Our tastes, however, tended to lean more toward some of its Paso Robles wines, especially the 2018 MRV white Rhone blend (Marsanne, Rousanne, and Viognier) and the pleasantly tart2018 Clos Primavera Estate Rose.
All of its grapes are from their own estate or are sourced locally except for the Pinot Noir and Cabernet Sauvignon, both of which come from California. We found two interesting whites, the 2019 SS Viognier and the SS unoaked Chardonnay, and two reds, the 2016 Reserve Merlot and Fifth Year Anniversary Blend of Touriga, Cabernet Sauvignon and Merlot grapes.
This small, roughly 5,000 case winery grows most of its own grapes except for the Merlot (which is sourced locally), Viognier (from Lodi) and Washington-sourced Sauvignon Blanc and Chardonnay. We were mostly interested in their 2020 Viognier, 2019 Cabernet Franc and 2018 Cabernet Sauvignon. An enjoyable surprise was their moderately sweet (roughly 5 percent residual sugar) Fox Blackberry dessert wine which is a blend of blackberry juice and Merlot. And for those who prefer other drinks, the tasting room also offers a selection of locally brewed craft beers and hard ciders.
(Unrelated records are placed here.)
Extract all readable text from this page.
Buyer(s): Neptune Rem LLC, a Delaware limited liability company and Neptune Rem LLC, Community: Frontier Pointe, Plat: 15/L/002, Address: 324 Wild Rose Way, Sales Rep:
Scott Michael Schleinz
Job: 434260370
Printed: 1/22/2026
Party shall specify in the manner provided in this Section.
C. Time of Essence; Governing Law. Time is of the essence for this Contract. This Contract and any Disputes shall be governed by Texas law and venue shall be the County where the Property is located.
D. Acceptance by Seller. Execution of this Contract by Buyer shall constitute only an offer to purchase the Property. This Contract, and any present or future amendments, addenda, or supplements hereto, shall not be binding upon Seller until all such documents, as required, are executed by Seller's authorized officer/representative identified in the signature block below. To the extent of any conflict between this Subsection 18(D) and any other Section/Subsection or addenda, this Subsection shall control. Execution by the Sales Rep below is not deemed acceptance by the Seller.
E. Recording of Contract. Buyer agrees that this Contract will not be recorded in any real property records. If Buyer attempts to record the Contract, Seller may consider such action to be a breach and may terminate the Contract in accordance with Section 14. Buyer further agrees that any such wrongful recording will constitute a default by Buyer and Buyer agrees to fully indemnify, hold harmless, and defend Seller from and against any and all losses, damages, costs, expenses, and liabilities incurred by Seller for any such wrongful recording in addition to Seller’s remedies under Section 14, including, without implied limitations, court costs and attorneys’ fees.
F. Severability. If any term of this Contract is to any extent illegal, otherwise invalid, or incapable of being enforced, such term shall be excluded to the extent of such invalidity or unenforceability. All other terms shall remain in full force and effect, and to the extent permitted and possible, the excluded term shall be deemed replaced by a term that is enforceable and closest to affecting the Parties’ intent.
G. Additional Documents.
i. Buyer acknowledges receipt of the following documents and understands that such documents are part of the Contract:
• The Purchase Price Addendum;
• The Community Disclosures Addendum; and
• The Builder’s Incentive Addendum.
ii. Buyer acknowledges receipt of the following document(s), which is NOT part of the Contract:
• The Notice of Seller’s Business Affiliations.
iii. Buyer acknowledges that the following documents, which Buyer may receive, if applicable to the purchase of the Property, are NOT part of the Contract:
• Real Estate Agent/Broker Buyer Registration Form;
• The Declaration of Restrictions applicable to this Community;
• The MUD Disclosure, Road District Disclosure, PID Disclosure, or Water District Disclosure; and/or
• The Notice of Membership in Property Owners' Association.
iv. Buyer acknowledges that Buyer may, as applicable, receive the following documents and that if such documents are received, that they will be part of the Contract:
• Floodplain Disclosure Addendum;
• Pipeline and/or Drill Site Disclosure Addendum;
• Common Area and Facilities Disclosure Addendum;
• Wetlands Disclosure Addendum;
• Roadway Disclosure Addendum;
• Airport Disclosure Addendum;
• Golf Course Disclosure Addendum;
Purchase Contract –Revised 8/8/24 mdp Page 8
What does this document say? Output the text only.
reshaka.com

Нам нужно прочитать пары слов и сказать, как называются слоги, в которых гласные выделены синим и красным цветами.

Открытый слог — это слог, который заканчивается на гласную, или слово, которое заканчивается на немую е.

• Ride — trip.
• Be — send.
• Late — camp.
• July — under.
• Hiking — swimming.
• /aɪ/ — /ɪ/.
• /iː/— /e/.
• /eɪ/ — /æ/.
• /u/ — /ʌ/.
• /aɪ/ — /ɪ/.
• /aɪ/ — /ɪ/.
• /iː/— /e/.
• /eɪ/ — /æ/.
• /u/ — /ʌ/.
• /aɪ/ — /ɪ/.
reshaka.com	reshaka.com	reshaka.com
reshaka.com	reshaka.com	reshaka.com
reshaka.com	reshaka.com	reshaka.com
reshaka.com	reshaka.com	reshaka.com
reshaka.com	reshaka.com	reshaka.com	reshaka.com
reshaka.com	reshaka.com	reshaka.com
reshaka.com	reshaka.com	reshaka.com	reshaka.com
This small, boutique winery produces only about 1,200 cases per year. It was founded by two winemakers who. along with Erica, their extremely knowledgeable and helpful knowledgeable tasting room manager, explained the challenges of growing grapes in the area and what they look for in non-local sourcing partners for whom they rely on slightly more than half their fruit. We tasted about a dozen of their wines.. Our favorites were a fruit-forward 2020 Gewurztraminer (from Yakima Valley), the tartness and tropical notes of the 2020 Rose Gold (90 percent Blanc du Bois and 10 percent Chambourcin, both from local sources), and a big, full-bodied, fruit-forward 2019 Syrah from Beckstoffer vineyards. We were pleasantly surprised with two dessert wines. Their 2020 red Muscadine is one of the few grapes that grow well throughout Georgia. Based on previous tastings, we had all but written off. While the grape is normally very dry and tart, with about 3-4 grams of residual sugar, many vintners sweeten their wines by adding sugar. Accent achieves a level of about 35 grams without adding sugar. Its non-vintage Wanderlust fortified apple-based wine was incredibly smooth despite an alcohol level of 19.1 percent. Overall, it is a very promising winery.
Keep Your Eye on Georgian Wines
Based on our very limited sample, it appears that some Georgian winemakers are making some very promising wines. While this should not be unexpected when they use grapes from established and proven sources, some are also doing a good job with grapes that one would not expect to do particularly well in this climate. The problem is that it takes a lot of work. Accent, for example, claims that the moist climate alone requires that grapes must be pruned and sprayed about five times more often than those in California. Even then, yields can be small and quality inconsistent. As a result, even in the best of circumstances, the price for wines made from Georgia grapes must often be higher than those for comparable wines produced in more favorable locations. Georgian producers will be challenged to address this big challenge, particularly if the Pierce’s Disease challenge cannot be addressed.